We found several new Oka manifolds. Among the new examples are Markov cubic surfaces in C3. Their algebraic automorphism groups are known to be discrete and act transitively on the set of points with integer components. By methods of Oka theory we showed that the tangent bundles of these surfaces are generated by algebraic vector fields, so their holomorphic automorphism groups are non-discrete and act transitively.
We found surprisingly small pseudoconcave Oka domains in Euclidean spaces Cn, n > 1. Indeed, most concave domains in Cn which are only slightly bigger than a halfspace are Oka. If E is a closed set in Cn whose projective closure avoids a hyperplane L and is polynomially convex in the complement of L, then the complement of E in Cn is an Oka domain. If E is a closed convex set in Cn contained in a closed halfspace H such that E ∩ bH is nonempty and bounded then Cn \E contains images of proper holomorphic maps X → Cn from any Stein manifold X of dimension < n. We constructed proper holomorphic embeddings of any Stein manifold of dimension n ≥ 1 in a complex Euclidean space of dimension 2n+1 with surprisingly small limit sets.
We studied Oka properties of disc tubes in semipositive hermitian line bundles (E,h) on a compact complex manifold X of dimension >1. Assuming that each point x ∈ X admits a divisor D whose complement X \ D is a Stein neighbourhood of x with the density property, we proved that the disc bundle {e ∈ E : |e| < 1} is Oka. This holds for any ample line bundle on a rational homogeneous manifold of dimension > 1, a class of manifolds including all projective spaces, Grassmannians, and flag manifolds. This contributes to the heuristic principles that the Oka property is related to metric positivity and that Oka domains are pseudoconcave.
Complex curves are of special importance in complex geometry. We introduced a new class of Oka-1 manifolds satisfying the Oka properties for maps from all open Riemann surfaces. We showed that a complex manifold densely dominable by a Euclidean space is an Oka-1 manifold. In particular, all Kummer surfaces and all elliptic K3 surfaces are Oka-1 manifolds. The class of Oka-1 manifolds is invariant under Oka maps inducing a surjective homomorphism of fundamental groups. We studied the algebraic version of the Oka-1 condition, showing that it is a birational invariant for compact algebraic manifolds and holds for all rational manifolds.
We developed the Oka theory for maps from families of complex structures on smooth open surfaces to any Oka manifold. We expect that similar results can be obtained for suitably tame families of Stein manifolds of higher dimension. These new techniques connect Oka theory to Teichmüller theory. They enable the construction of continuous or smooth families of directed holomorphic immersions, minimal surfaces, holomorphic Legendrian curves, etc.
We obtained the homotopy principle for group equivariant minimal surfaces in Euclidean spaces Rn for discrete groups acting on an open Riemann surface by holomorphic automorphisms, and acting on Rn by rigid maps.
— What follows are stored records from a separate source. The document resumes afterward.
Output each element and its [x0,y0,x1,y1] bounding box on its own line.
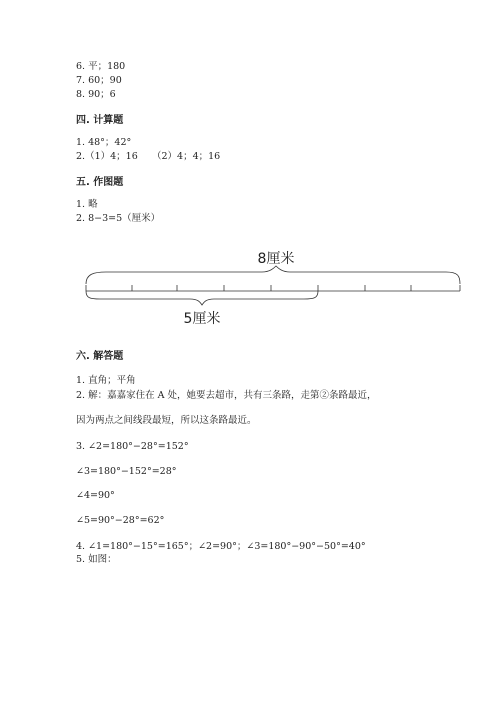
bottom-brace [86,291,318,305]
answer-line: 5. 如图： [76,554,117,565]
section-heading-drawing: 五. 作图题 [76,177,124,188]
answer-line: 1. 直角；平角 [76,375,136,386]
answer-line: 6. 平；180 [76,61,126,72]
answer-line: 2. 8−3=5（厘米） [76,213,161,224]
answer-line: 因为两点之间线段最短，所以这条路最近。 [76,415,257,426]
answer-line: ∠4=90° [76,490,115,501]
top-brace [86,266,460,284]
answer-line: 3. ∠2=180°−28°=152° [76,441,189,452]
answer-line: 2. 解：嘉嘉家住在 A 处，她要去超市，共有三条路，走第②条路最近， [76,390,377,401]
bottom-length-label: 5厘米 [183,311,221,327]
answer-line: ∠3=180°−152°=28° [76,466,177,477]
answer-line: 8. 90；6 [76,89,116,100]
section-heading-calculation: 四. 计算题 [76,115,124,126]
section-heading-answers: 六. 解答题 [76,351,124,362]
answer-line: 1. 48°；42° [76,137,132,148]
segment-figure [80,238,466,338]
top-length-label: 8厘米 [257,251,295,267]
answer-line: 7. 60；90 [76,75,122,86]
answer-line: 2.（1）4；16 （2）4；4；16 [76,151,221,162]
answer-line: 1. 略 [76,199,98,210]
answer-line: 4. ∠1=180°−15°=165°；∠2=90°；∠3=180°−90°−50°=40° [76,541,366,552]
answer-line: ∠5=90°−28°=62° [76,515,165,526]
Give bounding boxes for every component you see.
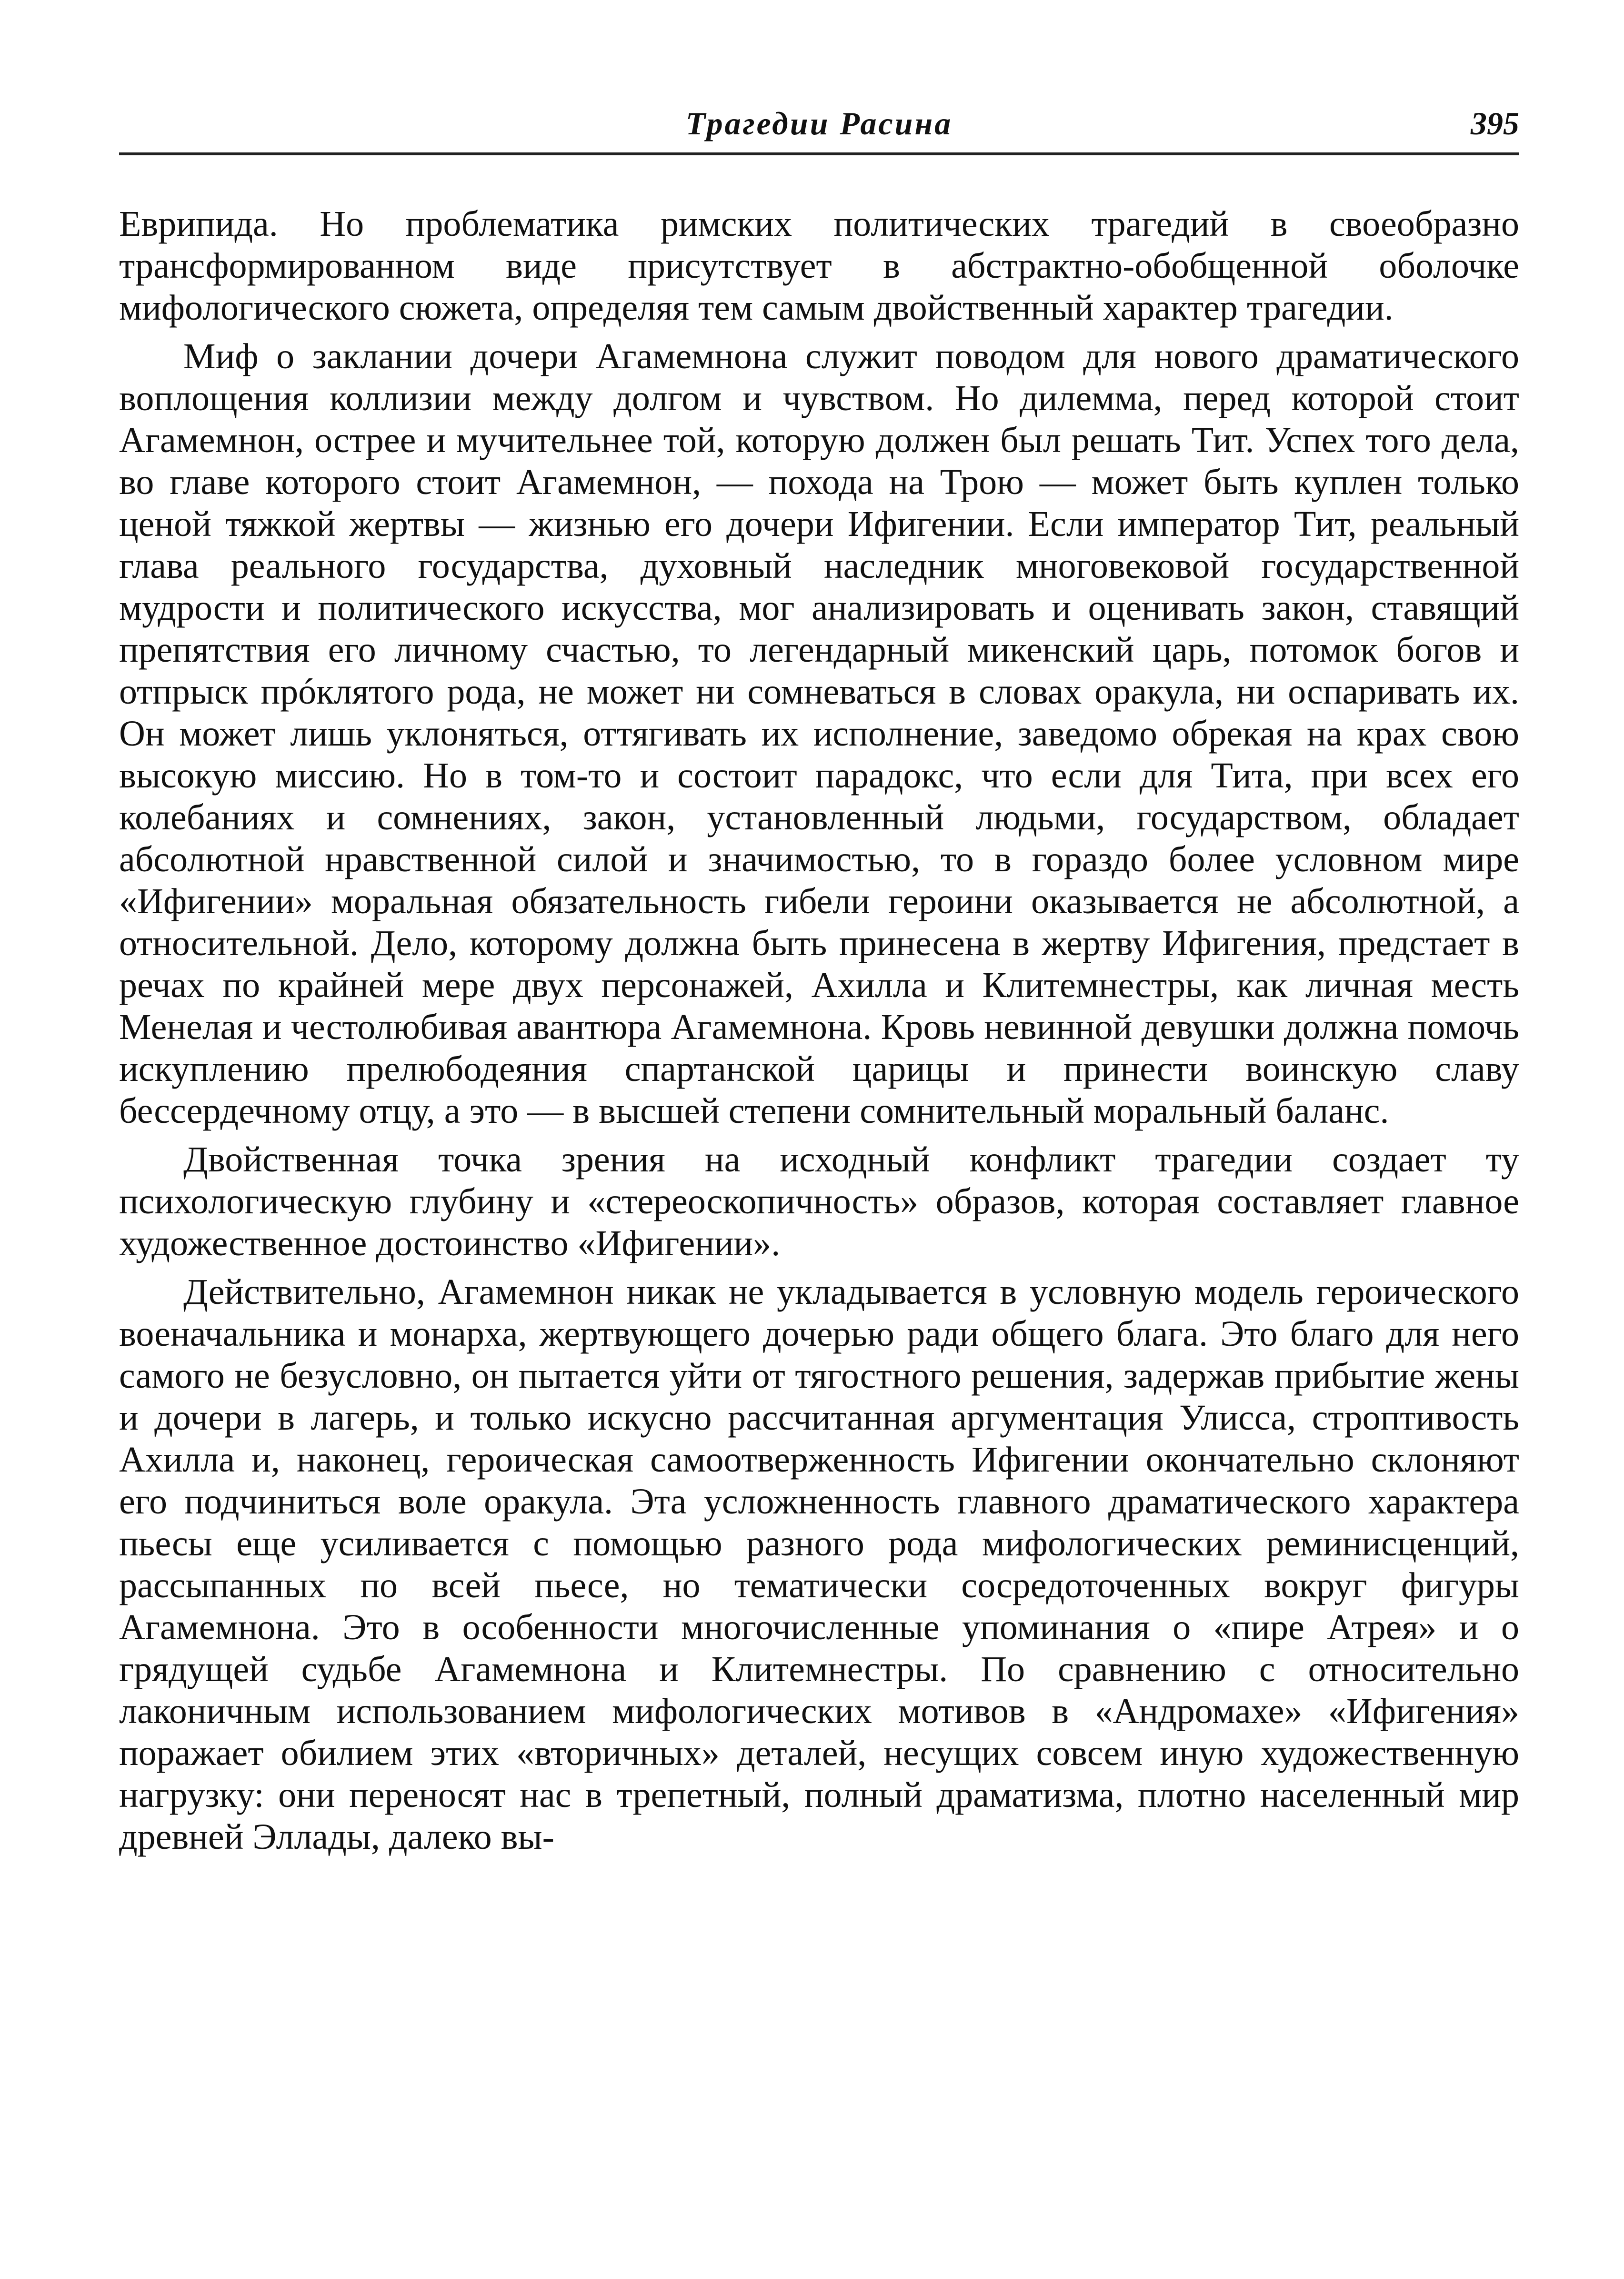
paragraph: Миф о заклании дочери Агамемнона служит поводом для нового драматического воплощения коллизии между долгом и чувством. Но дилемма, перед которой стоит Агамемнон, острее и мучительнее той, которую должен был решать Тит. Успех того дела, во главе которого стоит Агамемнон, — похода на Трою — может быть куплен только ценой тяжкой жертвы — жизнью его дочери Ифигении. Если император Тит, реальный глава реального государства, духовный наследник многовековой государственной мудрости и политического искусства, мог анализировать и оценивать закон, ставящий препятствия его личному счастью, то легендарный микенский царь, потомок богов и отпрыск прóклятого рода, не может ни сомневаться в словах оракула, ни оспаривать их. Он может лишь уклоняться, оттягивать их исполнение, заведомо обрекая на крах свою высокую миссию. Но в том-то и состоит парадокс, что если для Тита, при всех его колебаниях и сомнениях, закон, установленный людьми, государством, обладает абсолютной нравственной силой и значимостью, то в гораздо более условном мире «Ифигении» моральная обязательность гибели героини оказывается не абсолютной, а относительной. Дело, которому должна быть принесена в жертву Ифигения, предстает в речах по крайней мере двух персонажей, Ахилла и Клитемнестры, как личная месть Менелая и честолюбивая авантюра Агамемнона. Кровь невинной девушки должна помочь искуплению прелюбодеяния спартанской царицы и принести воинскую славу бессердечному отцу, а это — в высшей степени сомнительный моральный баланс. [119, 336, 1519, 1131]
running-title: Трагедии Расина [685, 105, 953, 141]
paragraph: Двойственная точка зрения на исходный конфликт трагедии создает ту психологическую глубину и «стереоскопичность» образов, которая составляет главное художественное достоинство «Ифигении». [119, 1140, 1519, 1263]
book-page [119, 95, 1519, 1865]
page-number: 395 [1471, 105, 1519, 141]
body-text [119, 203, 1519, 1858]
paragraph-continuation: Еврипида. Но проблематика римских политических трагедий в своеобразно трансформированном виде присутствует в абстрактно-обобщенной оболочке мифологического сюжета, определяя тем самым двойственный характер трагедии. [119, 204, 1519, 328]
paragraph: Действительно, Агамемнон никак не укладывается в условную модель героического военачальника и монарха, жертвующего дочерью ради общего блага. Это благо для него самого не безусловно, он пытается уйти от тягостного решения, задержав прибытие жены и дочери в лагерь, и только искусно рассчитанная аргументация Улисса, строптивость Ахилла и, наконец, героическая самоотверженность Ифигении окончательно склоняют его подчиниться воле оракула. Эта усложненность главного драматического характера пьесы еще усиливается с помощью разного рода мифологических реминисценций, рассыпанных по всей пьесе, но тематически сосредоточенных вокруг фигуры Агамемнона. Это в особенности многочисленные упоминания о «пире Атрея» и о грядущей судьбе Агамемнона и Клитемнестры. По сравнению с относительно лаконичным использованием мифологических мотивов в «Андромахе» «Ифигения» поражает обилием этих «вторичных» деталей, несущих совсем иную художественную нагрузку: они переносят нас в трепетный, полный драматизма, плотно населенный мир древней Эллады, далеко вы- [119, 1272, 1519, 1857]
running-head [119, 95, 1519, 155]
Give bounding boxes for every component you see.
This seems to be the first results of its kind for surfaces of higher genus. The main problem was to control periods of their derivative maps in connection with the group equivariance property.
A new Kobayashi-type intrinsic metric on domains in Euclidean spaces was introduced by using conformal minimal discs. It describes the fastest rate of growth of minimal surfaces in the domain. We obtained new results on Gromov hyperbolicity for the Kobayashi and minimal metrics. It was shown that every bounded strongly minimally convex domain in Rn is Gromov hyperbolic.